Q: How is DNA methylation maintained during cell division? A: DNA methyltransferases (DNMTs) recognize hemimethylated DNA (methylated on one strand) and add methyl groups to the new strand, preserving the methylation pattern.
⚠️ Trap/Clarification: Methylation is not copied by DNA polymerase; it requires DNMTs.

CAN (conditions/possibilities)

Q: Can histone acetylation and DNA methylation occur simultaneously on the same gene? A: No; acetylation (active chromatin) and methylation (repressive chromatin) are mutually antagonistic—methylation often recruits HDACs to remove acetyl groups.
⚠️ Trap/Clarification: Some genes may show partial acetylation/methylation, but they cannot coexist at the same nucleosome.

Q: Under what conditions can a silencer override an enhancer? A: When a repressor TF bound to a silencer physically blocks the enhancer’s activator TFs or the mediator complex, preventing enhancer-promoter looping.
⚠️ Trap/Clarification: Silencers do not always "win"—competition depends on TF concentrations and binding affinities.

Quick Facts & Traps

• Fact: CpG islands (regions rich in cytosine-guanine dinucleotides) are common sites for DNA methylation; methylation here silences gene expression (e.g., tumor suppressors in cancer).
• Trap: "Methylation always silences genes." → Reality: Rarely, methylation can activate genes (e.g., in some imprinted genes or retrotransposons).
• Fact: Histone code hypothesis: Specific combinations of histone modifications (e.g., acetylation + phosphorylation) create a "code" that dictates chromatin state and gene expression.
• Trap: "Acetylation = activation, methylation = repression." → Reality: Histone methylation can activate (e.g., H3K4me3) or repress (e.g., H3K27me3) depending on the residue modified.
• Fact: Epigenetic inheritance: DNA methylation and histone modifications can be heritable through cell division but are reversible (unlike genetic mutations).
• Trap: "Epigenetic changes are permanent." → Reality: They are dynamic (e.g., erased during gametogenesis or reprogrammed in development).

Rapid-Fire True/False

• Statement: Enhancers must be located upstream of the promoter to function.
  Answer: FALSE Why the common mistake happens: Students confuse enhancers with proximal promoter elements (e.g., TATA box), which are fixed upstream.

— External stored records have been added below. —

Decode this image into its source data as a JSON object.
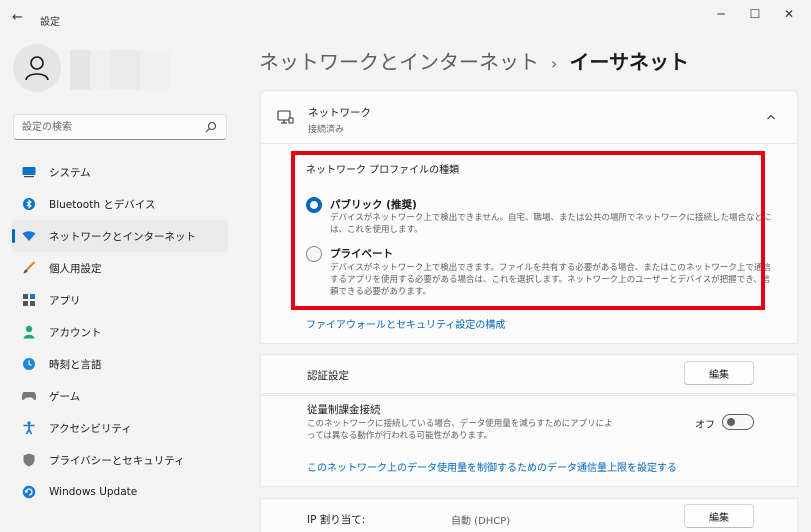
{
  "window": {
    "title": "設定",
    "back_icon": "back-arrow-icon",
    "minimize": "─",
    "maximize": "☐",
    "close": "✕"
  },
  "search": {
    "placeholder": "設定の検索"
  },
  "sidebar": {
    "items": [
      {
        "label": "システム",
        "icon": "monitor-icon",
        "active": false
      },
      {
        "label": "Bluetooth とデバイス",
        "icon": "bluetooth-icon",
        "active": false
      },
      {
        "label": "ネットワークとインターネット",
        "icon": "wifi-icon",
        "active": true
      },
      {
        "label": "個人用設定",
        "icon": "brush-icon",
        "active": false
      },
      {
        "label": "アプリ",
        "icon": "apps-icon",
        "active": false
      },
      {
        "label": "アカウント",
        "icon": "person-icon",
        "active": false
      },
      {
        "label": "時刻と言語",
        "icon": "globe-clock-icon",
        "active": false
      },
      {
        "label": "ゲーム",
        "icon": "gamepad-icon",
        "active": false
      },
      {
        "label": "アクセシビリティ",
        "icon": "accessibility-icon",
        "active": false
      },
      {
        "label": "プライバシーとセキュリティ",
        "icon": "shield-icon",
        "active": false
      },
      {
        "label": "Windows Update",
        "icon": "update-icon",
        "active": false
      }
    ]
  },
  "breadcrumb": {
    "parent": "ネットワークとインターネット",
    "separator": "›",
    "current": "イーサネット"
  },
  "network": {
    "title": "ネットワーク",
    "status": "接続済み"
  },
  "profile": {
    "heading": "ネットワーク プロファイルの種類",
    "public": {
      "title": "パブリック (推奨)",
      "desc": "デバイスがネットワーク上で検出できません。自宅、職場、または公共の場所でネットワークに接続した場合などには、これを使用します。",
      "selected": true
    },
    "private": {
      "title": "プライベート",
      "desc": "デバイスがネットワーク上で検出できます。ファイルを共有する必要がある場合、またはこのネットワーク上で通信するアプリを使用する必要がある場合は、これを選択します。ネットワーク上のユーザーとデバイスが把握でき、信頼できる必要があります。",
      "selected": false
    },
    "firewall_link": "ファイアウォールとセキュリティ設定の構成"
  },
  "auth": {
    "label": "認証設定",
    "edit": "編集"
  },
  "metered": {
    "label": "従量制課金接続",
    "desc": "このネットワークに接続している場合、データ使用量を減らすためにアプリによっては異なる動作が行われる可能性があります。",
    "toggle_label": "オフ",
    "toggle_on": false,
    "limit_link": "このネットワーク上のデータ使用量を制御するためのデータ通信量上限を設定する"
  },
  "ip": {
    "label": "IP 割り当て:",
    "value": "自動 (DHCP)",
    "edit": "編集"
  },
  "colors": {
    "accent": "#0067c0",
    "highlight": "#e60012"
  }
}
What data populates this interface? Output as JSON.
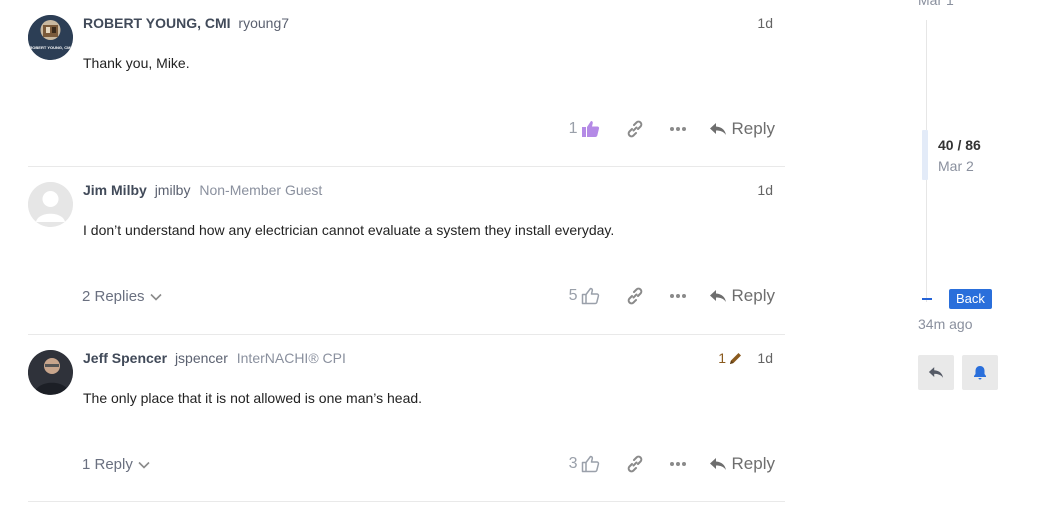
{
  "posts": [
    {
      "full_name": "ROBERT YOUNG, CMI",
      "username": "ryoung7",
      "title": "",
      "date": "1d",
      "avatar_text": "ROBERT YOUNG, CMI",
      "body": "Thank you, Mike.",
      "likes": "1",
      "liked": true,
      "replies": "",
      "reply_label": "Reply"
    },
    {
      "full_name": "Jim Milby",
      "username": "jmilby",
      "title": "Non-Member Guest",
      "date": "1d",
      "body": "I don’t understand how any electrician cannot evaluate a system they install everyday.",
      "likes": "5",
      "liked": false,
      "replies": "2 Replies",
      "reply_label": "Reply"
    },
    {
      "full_name": "Jeff Spencer",
      "username": "jspencer",
      "title": "InterNACHI® CPI",
      "date": "1d",
      "edits": "1",
      "body": "The only place that it is not allowed is one man’s head.",
      "likes": "3",
      "liked": false,
      "replies": "1 Reply",
      "reply_label": "Reply"
    }
  ],
  "timeline": {
    "start_date": "Mar 1",
    "position": "40 / 86",
    "position_date": "Mar 2",
    "back_label": "Back",
    "last_visit": "34m ago"
  },
  "colors": {
    "accent": "#2a6fdb",
    "liked": "#b48ae6",
    "muted": "#9aa0aa"
  }
}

• Statement: DNA methylation directly blocks RNA polymerase from binding to DNA.
  Answer: FALSE Why the common mistake happens: Methylation indirectly blocks transcription by preventing TF binding or recruiting repressors (e.g., MeCP2); RNA polymerase is never directly blocked by methylation.

• Statement: Histone acetylation increases the positive charge on histones, tightening DNA binding.
  Answer: FALSE Why the common mistake happens: Acetylation neutralizes positive charges, reducing histone-DNA affinity and loosening chromatin.